The court also declared that where performing artistes have already assigned their rights in a public performance to GHAMRO, the artistes themselves are not the proper persons to receive the royalties and no agreement will preclude the GHAMRO from commencing an action to recover the royalties due it. In that respect, the court awarded a cost of sixty thousand Ghana Cedis (Ghc 60,000) against each of the Telecom companies to GHAMRO.
Meanwhile, GHAMRO through its solicitors will collaborate with the Telcom companies to enter into account in appreciation of the rulings and partnership services to the Industry., GHAMRO is grateful for the support it enjoyed during the period.
This landmark case has situated GHAMRO to affect the licensing of the use of music in public performances by the TELCOS companies and by extension other users of musical works of its assigned repertoire.

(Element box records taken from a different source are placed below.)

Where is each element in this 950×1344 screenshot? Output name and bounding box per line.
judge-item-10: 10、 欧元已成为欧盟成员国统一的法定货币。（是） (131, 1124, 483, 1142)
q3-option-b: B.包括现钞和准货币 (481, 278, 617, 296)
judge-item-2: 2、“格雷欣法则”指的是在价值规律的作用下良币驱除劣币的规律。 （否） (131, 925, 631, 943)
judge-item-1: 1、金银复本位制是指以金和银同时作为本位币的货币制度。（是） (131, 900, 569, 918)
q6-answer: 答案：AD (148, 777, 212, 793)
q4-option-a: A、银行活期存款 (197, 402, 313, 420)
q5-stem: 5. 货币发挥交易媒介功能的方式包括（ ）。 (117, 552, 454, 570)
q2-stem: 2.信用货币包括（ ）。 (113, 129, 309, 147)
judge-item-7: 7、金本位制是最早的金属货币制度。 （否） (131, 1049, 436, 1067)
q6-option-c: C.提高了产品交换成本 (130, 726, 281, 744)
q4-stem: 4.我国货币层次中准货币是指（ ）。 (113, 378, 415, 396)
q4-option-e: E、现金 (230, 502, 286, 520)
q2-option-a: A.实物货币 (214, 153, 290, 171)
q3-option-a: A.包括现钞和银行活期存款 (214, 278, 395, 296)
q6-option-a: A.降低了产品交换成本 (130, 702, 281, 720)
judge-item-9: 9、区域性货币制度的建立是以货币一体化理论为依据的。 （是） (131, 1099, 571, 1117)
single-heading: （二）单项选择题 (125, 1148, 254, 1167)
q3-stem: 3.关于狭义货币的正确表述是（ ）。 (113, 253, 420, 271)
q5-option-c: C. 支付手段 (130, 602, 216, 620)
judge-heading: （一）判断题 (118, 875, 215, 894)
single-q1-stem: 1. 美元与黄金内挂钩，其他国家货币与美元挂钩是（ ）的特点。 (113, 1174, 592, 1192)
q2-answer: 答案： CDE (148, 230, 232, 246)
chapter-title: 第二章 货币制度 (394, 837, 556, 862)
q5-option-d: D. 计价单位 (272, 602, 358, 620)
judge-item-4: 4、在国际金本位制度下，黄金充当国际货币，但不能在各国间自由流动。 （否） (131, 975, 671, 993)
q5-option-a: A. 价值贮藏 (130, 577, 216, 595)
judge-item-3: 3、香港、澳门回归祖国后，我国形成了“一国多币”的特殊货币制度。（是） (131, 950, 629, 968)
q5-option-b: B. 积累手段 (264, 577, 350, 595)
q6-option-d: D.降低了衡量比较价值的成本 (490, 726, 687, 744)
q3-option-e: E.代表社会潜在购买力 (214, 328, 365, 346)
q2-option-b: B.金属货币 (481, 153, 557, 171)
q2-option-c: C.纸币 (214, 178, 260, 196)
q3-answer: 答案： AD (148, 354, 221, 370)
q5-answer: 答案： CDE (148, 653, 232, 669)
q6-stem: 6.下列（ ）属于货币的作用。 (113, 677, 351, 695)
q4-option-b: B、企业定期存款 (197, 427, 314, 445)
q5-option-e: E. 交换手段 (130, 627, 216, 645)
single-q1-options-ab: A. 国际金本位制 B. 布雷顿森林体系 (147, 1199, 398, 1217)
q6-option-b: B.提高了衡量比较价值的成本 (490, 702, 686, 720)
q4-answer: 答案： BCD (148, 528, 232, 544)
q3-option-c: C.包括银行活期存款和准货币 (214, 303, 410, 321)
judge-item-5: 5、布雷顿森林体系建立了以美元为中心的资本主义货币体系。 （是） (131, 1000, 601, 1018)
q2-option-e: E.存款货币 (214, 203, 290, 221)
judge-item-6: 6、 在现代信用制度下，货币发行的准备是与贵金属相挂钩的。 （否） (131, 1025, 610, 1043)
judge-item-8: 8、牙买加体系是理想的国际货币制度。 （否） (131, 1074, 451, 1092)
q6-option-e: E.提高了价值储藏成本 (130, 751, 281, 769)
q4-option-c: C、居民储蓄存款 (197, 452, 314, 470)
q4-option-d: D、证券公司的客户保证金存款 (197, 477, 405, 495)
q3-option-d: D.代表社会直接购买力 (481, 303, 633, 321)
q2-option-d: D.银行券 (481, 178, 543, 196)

Thus, the right owners, users like Hotels, restaurants, transport operators, content providers, night clubs, banks filling stations, Malls, and all other users are by this release requested to take note.
As background to this suit, in 2016, through its solicitors, Poku Edusei & Associates, Ghamro brought an action for a declaration that the failure of the Telecom networks, MTN, VODAFONE, TIGO & AIRTEL to obtain user licenses for the performance of musical works to the public as well as facilitating music downloads via their various networks constituted copyright infringement.
In furtherance of this, the Society requested order to the companies to account for revenues generated from the use/performance of its musical works to the public since 2012 as well as to be compelled to obtain user licenses for the use and performance of the musical works to the public.